The review concluded: “One of the therapeutic uses of cannabis and cannabinoids is to treat chronic pain in adults. The committee found evidence to support that patients who were treated with cannabis or cannabinoids were more likely to experience a significant reduction in pain symptoms. For adults with multiple sclerosis-related muscle spasms, there was substantial evidence that short-term use of certain “oral cannabinoids”—man-made, cannabinoid-based medications that are orally ingested—improved their reported symptoms. Furthermore, in adults with chemotherapy-induced nausea and vomiting, there was conclusive evidence that certain oral cannabinoids were effective in preventing and treating those ailments.”
This is not the first time that the scientific community has made claims about marijuana as medicine.
The La Guardia report was commissioned by then-Mayor of New York Fiorello La Guardia in response to the Marijuana Tax Act of 1937, the Feds’ first attempt at controlling marijuana use in the general public. The report confirmed what La Guardia suspected, that the effects of marijuana did not impact a person’s sensibilities or ability to make good decisions and that it likely was not as dangerous as Anslinger and his buddies were making it out to be with their Reefer Madness campaign.

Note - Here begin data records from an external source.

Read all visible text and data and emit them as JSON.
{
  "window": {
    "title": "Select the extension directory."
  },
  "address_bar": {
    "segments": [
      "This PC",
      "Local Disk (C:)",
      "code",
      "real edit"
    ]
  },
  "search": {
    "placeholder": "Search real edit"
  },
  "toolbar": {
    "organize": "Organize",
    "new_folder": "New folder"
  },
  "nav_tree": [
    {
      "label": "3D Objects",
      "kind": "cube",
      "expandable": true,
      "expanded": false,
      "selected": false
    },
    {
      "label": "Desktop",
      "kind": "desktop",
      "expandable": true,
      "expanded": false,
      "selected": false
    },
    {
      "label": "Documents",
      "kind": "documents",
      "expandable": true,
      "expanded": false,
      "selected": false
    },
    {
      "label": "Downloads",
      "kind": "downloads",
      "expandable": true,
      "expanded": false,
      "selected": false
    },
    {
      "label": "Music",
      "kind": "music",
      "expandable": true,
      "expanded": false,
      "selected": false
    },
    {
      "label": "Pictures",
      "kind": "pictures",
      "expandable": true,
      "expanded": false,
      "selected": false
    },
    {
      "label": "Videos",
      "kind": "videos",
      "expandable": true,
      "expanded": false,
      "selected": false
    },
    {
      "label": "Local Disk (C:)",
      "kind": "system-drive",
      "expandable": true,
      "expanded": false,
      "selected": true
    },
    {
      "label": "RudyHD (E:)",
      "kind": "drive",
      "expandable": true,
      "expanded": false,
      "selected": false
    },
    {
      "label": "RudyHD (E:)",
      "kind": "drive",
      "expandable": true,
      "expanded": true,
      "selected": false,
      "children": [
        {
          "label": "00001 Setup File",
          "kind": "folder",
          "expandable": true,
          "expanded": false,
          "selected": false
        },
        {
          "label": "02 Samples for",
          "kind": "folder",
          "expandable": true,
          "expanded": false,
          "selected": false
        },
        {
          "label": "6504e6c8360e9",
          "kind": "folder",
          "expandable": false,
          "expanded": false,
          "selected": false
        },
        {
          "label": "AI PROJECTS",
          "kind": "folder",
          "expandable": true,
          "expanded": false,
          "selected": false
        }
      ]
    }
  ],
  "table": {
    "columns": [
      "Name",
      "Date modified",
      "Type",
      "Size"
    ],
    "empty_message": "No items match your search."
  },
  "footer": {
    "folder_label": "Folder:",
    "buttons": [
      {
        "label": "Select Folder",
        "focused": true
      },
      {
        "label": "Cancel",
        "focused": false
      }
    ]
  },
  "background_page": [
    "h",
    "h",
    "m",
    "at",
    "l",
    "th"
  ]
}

The next scientific assessment of marijuana was commissioned by Richard Nixon in the early 1970’s. The passage of the Controlled Substances Act created drug schedules, a system for classifying drugs based on their medical value and dangerousness. Nixon commissioned the Shafer Report to study the effects of marijuana and make a recommendation as to what the appropriate schedule might be. The report concluded, “Considering the range of social concerns in contemporary America, marihuana does not, in our considered judgment, rank very high. We would deemphasize marihuana as a problem. The existing social and legal policy is out of proportion to the individual and social harm engendered by the use of the drug.” Nixon disregarded the report and marijuana remained a schedule I drug.